Oui, il y a des guitares, de la batterie; oui, on fait de la scène,
des concerts
Mais de là à crier au revival rock
?! Pour moi, le rock n'a jamais disparu. Mais les gens ont cessé
d'écouter du rock. Il y a toujours eu des groupes intéressants
qui ont continué de faire du rock, mais c'est resté
underground." Les New-yorkais cultiveraient d'ailleurs un côté
boudeur et autiste propre à certains groupes rock intransigeants.
Discours réduit à la plus simple expression sur scène,
mines sévères sur les photos, absence de communication,
Interpol se veut différent. Look de dandys friqués,
stricts et classes, c'est en cravate et veste noires qu'ils débarquent
sur scène. Affaire de goût et rien d'autre, affirment-ils.
Ils ont toujours été comme cela, même avant Interpol
! Des adeptes de Jean-Pierre Melville et Hal Hartley, et alors ? Interpol
se veut affranchi d'influences et d'a priori car ils affirment faire
la musique qui leur plaît, celle de leurs tripes. "On a
voulu d'abord écrire les chansons, écrire notre musique
sans nous préoccuper d'un style, d'une direction ou couleur
musicale. Ce qui change peut-être sur Antics ? la production
car on a eu cette fois-ci plus de temps en studio. On s'est attaché
à créer une tonalité et atmosphère particulières
sur chaque morceau, on a réfléchi pour savoir ce que
chaque titre demandait." Enregistrement presque live, travail
en studio efficace "On écrit toutes nos musiques avant
d'aller en studio, le studio n'est pas un lieu d'expérimentation"
et une manière de fonctionner simple et démocratique.
"C'est souvent moi (Daniel) qui démarre les chansons chez
moi avec ma seule guitare, ensuite j'apporte au groupe ce que j'ai
composé. C'est à ce moment qu'on se met à arranger
nos musiques, chacun écrivant sa propre partie, apportant ses
idées." Quelque chose finalement de spontané et
plutôt interactif. "Ni leader, ni dictateur qui impose
ses vues. Il n'y a pas de règle si ce n'est de respecter cette
idée de démocratie.
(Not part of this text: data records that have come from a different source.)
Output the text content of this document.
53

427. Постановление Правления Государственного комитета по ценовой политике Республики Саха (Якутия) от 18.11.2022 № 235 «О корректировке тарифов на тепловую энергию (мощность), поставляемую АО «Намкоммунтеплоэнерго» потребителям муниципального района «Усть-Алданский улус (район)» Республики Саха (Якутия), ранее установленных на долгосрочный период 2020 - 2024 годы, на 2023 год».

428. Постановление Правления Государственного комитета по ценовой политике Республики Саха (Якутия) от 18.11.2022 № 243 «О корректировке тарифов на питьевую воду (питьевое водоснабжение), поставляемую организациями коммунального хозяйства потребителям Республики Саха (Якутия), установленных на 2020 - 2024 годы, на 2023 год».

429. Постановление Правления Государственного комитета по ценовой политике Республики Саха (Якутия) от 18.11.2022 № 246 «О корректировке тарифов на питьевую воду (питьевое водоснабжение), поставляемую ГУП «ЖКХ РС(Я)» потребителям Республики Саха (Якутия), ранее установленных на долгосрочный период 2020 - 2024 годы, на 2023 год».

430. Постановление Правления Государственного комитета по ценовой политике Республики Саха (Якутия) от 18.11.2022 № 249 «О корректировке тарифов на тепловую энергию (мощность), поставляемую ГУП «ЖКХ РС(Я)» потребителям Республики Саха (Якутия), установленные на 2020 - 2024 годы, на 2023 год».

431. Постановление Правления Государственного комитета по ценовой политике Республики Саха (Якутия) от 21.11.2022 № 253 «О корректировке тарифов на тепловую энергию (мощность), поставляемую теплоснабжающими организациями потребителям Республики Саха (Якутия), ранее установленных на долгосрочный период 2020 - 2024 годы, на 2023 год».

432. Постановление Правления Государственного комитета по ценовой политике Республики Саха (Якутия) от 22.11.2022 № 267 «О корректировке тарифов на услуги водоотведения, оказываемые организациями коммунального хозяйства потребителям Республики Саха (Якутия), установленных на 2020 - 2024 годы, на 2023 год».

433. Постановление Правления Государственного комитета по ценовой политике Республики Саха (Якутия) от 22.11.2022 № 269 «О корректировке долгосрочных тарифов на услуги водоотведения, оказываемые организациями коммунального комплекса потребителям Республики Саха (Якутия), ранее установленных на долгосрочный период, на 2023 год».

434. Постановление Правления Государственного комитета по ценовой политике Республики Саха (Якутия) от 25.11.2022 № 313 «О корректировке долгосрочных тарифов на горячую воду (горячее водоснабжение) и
Chez nous tout est soumis à
un vote. C'est compliqué mais aussi plus enrichissant et passionnant.
Là tu as quatre personnes avec leurs envies, leurs états
d'âme du moment et leur sensibilité
cela te donne
une réelle diversité, une richesse dans la musique
"
Claviers solennels, guitares obsédantes, basse imposante, rythmique
percutante pour musique neurasthénique et plaies à l'âme.
Interpol n'a rien à revendiquer, Paul Banks ne raconte finalement
que des histoires d'un quotidien tristounet, de peur au ventre, de
relations difficiles. "C'est plus quelque chose d'artistique.
Des histoires de la vie où chacun peut se reconnaître.
Un peu à la manière d'un peintre, Paul ne cherche pas
à donner une signification systématique à tout.
Il peint pour donner une autre image, ouvrir de nouvelles pistes."
Non contents de leurs productions studio impeccables, les New-yorkais
créent la sensation sur scène. Lookés, tendus
et intenses. A coups de guitares abrasives et sales, de basses rondes
et puissantes. C'est expéditif et généreux, percutant
et explosif. "Avec plus de 600 dates, on a l'habitude de jouer
! Ça te donne une aisance, une facilité pour aller au
fond de chaque morceau. On ne pense plus à jouer, on est dans
notre musique et on a envie de se faire plaisir. On se lâche
vraiment." Un bon concert ? "une espèce d'alchimie
"
En chair et en os au Transbordeur le 4 décembre.